In fact, the video captured a car exploding at a gas station in the city of São Gonçalo in southeast Brazil on 8 April 2017. No children were in the vehicle at the time, but a female passenger was killed and the male driver, who appeared to be talking with the passenger, was injured along with a second man, as the newspaper O Globo reported:
Erica Lima Thiengo Siqueira, 27, was inside the car when the explosion occurred. A video from the gas station security camera, which is circulating on social networks, shows the moment of the explosion. In the images it is possible to see the driver of the vehicle, identified as Francisco José Gomes da Costa, outside the car.
Civil Police said an examination is already being carried out on the car, and that it is investigating the causes of the accident.
O Globo also tweeted a second video of the incident, taken from a different angle:
— Casos de Polícia (@CasodePolicia) April 9, 2017
The driver was refuelling the vehicle with compressed natural gas, a popular alternative to gasoline and diesel in Brazil. According to some local news reports, the cause of the explosion was a build-up of pressure inside the natural gas cylinder. None of the news reports we examined asserted that mobile phone use was the cause of (or a factor in) the explosion.

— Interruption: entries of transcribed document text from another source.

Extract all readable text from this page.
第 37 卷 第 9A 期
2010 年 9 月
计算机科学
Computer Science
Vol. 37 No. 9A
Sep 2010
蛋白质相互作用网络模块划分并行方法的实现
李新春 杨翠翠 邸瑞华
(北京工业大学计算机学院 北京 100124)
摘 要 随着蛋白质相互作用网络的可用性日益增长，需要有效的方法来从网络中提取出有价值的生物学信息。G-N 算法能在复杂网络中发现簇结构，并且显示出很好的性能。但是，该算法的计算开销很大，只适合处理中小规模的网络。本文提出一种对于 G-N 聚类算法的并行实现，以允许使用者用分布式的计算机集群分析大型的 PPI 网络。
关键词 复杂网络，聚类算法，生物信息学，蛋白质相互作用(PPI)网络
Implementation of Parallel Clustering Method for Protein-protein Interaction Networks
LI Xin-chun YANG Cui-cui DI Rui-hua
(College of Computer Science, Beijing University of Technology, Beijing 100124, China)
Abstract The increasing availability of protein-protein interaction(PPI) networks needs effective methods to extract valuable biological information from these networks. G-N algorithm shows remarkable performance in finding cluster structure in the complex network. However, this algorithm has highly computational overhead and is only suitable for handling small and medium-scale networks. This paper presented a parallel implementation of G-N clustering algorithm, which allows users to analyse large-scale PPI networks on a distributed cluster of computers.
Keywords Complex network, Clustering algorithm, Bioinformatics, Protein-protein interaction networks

The myth that cellular phone signals can spark explosions during gas station refueling is something we first addressed back in 1999. No reliable evidence has ever been brought forward about a single gas station “flare-up” being caused by a cell phone.
The Petroleum Equipment Institute studied hundreds of fires and explosions occurring during gas station refueling incidents between 1992 and 2010 and found none sparked by mobile phones.